Monday, January 9, 2012

A mini-revival

 Image http://homegrownhospitality.typepad.com/homegrown_hospitality/
I love formulas.  Not necessarily the mathematical sort but the “if X  then Y” sort.  If I do this then this will happen.  If my attitude is this then the outcome will be such.  I love the idea that there is predictability.  Control.  I am fooling myself.

I live in a home with six other people.  As much as I would like it to be different, I have no control over them.  Yes, I can make consequences, but I cannot control.  And I really don’t think it is in their or my best interest if I do the controlling anyways.  But at times I want to know the outcome.  If I teach gratitude my children will be grateful.  If I value cleanliness my children will pick up after themselves.  If I make them well balanced meals my family will be healthy.  If my children see me value church and the Lord they will also.  If I pray enough in the morning I will have a blessed day.  If I am nice enough then my relationships will all go well (for me). 
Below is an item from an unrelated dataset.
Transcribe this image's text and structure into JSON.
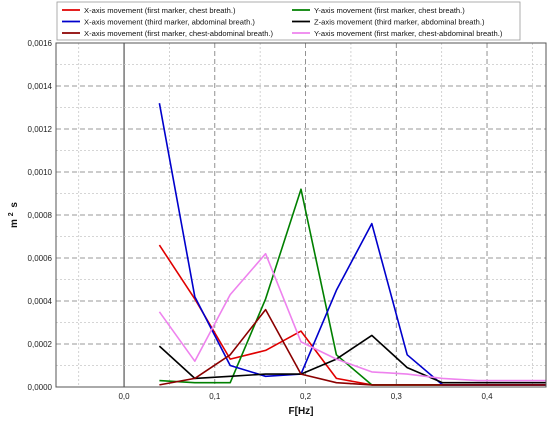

What I do have control over is me.  My attitude, my response, my actions.  And that. Is. It.

I feel my Spirit is in a sort of revival.  I have a new desire for Scripture memory.  For journaling during quiet time.  A hunger to know more of Him.  To encourage others.  To give grace frivolously.  Because if grace is undeserved then why shouldn’t it be given frivolously?  I want to receive that kind from Him.  And I want to give that to others.